Since it would take a very long blog post to go over every single type of workout that you could substitute, I decided to just list some of my favorites and show you how you can build your own variable, changing HIIT workout routine just by selecting a few of your favorite exercises.

Even better, few of these exercises need equipment in order to be used, so you can get started in interval training workouts with little investment in equipment; you just need yourself and a little motivation.

Below I’ll go over my 5 favorite exercises that I like to sub in for HIIT workout routines. I will also include video instructions when applicable (and when I can find them).

Remember that you can mix and match these as you see fit, and feel free to mix in other workouts to build your own routine!

 

1. Mountain Climbers

Mountain Climbers are one of the great workouts that you can do that do not require any sort of equipment whatsoever.
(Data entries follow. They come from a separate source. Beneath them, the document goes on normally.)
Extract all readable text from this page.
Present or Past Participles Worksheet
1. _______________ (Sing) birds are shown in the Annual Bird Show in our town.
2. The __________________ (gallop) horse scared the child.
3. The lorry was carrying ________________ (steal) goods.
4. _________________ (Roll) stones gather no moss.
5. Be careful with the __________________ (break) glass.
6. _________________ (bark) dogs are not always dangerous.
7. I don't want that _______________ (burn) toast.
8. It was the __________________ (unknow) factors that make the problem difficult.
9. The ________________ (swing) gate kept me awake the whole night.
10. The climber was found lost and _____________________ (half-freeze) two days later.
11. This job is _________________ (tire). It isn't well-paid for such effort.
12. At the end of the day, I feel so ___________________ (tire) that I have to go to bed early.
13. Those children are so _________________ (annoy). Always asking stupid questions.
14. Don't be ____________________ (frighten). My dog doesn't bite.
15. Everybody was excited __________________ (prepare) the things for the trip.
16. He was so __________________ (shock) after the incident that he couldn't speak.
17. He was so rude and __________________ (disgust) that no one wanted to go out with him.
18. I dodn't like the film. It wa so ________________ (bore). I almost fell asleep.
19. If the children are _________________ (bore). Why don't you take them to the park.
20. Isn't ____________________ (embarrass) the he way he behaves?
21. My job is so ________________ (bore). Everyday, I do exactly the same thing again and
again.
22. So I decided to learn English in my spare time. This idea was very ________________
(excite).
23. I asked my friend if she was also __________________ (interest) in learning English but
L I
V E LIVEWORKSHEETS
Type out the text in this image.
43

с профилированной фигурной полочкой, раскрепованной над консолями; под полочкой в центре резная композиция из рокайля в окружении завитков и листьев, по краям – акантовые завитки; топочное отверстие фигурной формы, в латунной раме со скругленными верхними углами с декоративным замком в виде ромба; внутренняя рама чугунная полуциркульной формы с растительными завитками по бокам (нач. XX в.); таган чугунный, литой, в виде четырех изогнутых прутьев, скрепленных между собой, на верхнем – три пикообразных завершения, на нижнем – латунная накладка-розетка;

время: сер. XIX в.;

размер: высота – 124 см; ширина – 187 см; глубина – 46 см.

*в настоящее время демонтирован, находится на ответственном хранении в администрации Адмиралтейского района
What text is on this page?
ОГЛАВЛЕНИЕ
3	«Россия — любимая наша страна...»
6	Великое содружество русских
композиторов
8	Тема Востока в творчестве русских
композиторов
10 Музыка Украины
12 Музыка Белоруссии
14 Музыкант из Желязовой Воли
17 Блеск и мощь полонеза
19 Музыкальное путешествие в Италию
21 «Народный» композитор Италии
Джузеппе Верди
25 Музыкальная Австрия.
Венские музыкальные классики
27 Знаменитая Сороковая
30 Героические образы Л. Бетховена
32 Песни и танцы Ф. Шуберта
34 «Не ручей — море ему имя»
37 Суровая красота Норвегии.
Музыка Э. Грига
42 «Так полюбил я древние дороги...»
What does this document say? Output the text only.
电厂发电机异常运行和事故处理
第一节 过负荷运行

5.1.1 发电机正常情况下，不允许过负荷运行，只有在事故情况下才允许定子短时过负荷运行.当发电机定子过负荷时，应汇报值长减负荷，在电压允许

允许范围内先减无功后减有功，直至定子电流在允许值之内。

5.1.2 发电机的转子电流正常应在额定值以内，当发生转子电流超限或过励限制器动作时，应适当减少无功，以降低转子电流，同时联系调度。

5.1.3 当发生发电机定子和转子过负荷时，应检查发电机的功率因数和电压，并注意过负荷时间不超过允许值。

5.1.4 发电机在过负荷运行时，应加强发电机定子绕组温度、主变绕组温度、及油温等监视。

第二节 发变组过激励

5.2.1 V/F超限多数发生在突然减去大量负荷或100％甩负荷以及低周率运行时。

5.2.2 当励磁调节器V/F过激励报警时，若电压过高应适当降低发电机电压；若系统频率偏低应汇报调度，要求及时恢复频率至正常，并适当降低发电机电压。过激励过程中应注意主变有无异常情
Mountain Climbers are also great for your entire body, especially your abdominals, and are an easy way to increase your heart rate while having a very minimal impact on your body (as you’ll see, it manages to be a very intense exercise without an excess burden on your body).

To do the, simply get down on the ground on all fours, holding your arms straight and your head facing downward (looking at the floor) with your glutes facing straight into the air (similar to the downward dog yoga pose, but not quite).

Then, bring up one leg up to about your chest. From this position, you will swap your legs with one another in a shuttle motion, simulating crawling on the ground but without actually moving.

Keep alternating your legs in this motion for the duration of your workout period.

If this sounds confusing (it can be hard to describe without a visual), please watch this video of mountain climbers being demonstrated:

Remember to have a rest period of approximately half the time that you spent on your workout period after each session of mountain climbers.

 

2. Jump Rope

While this may be one of the few exercises that involves getting some equipment, it is also one of the most fun, in my opinion.

Also, even a professional speed jumprope (which you will probably want for a high intensity jump rope routine) does not even cost very much at all, and they tend to last quite a while.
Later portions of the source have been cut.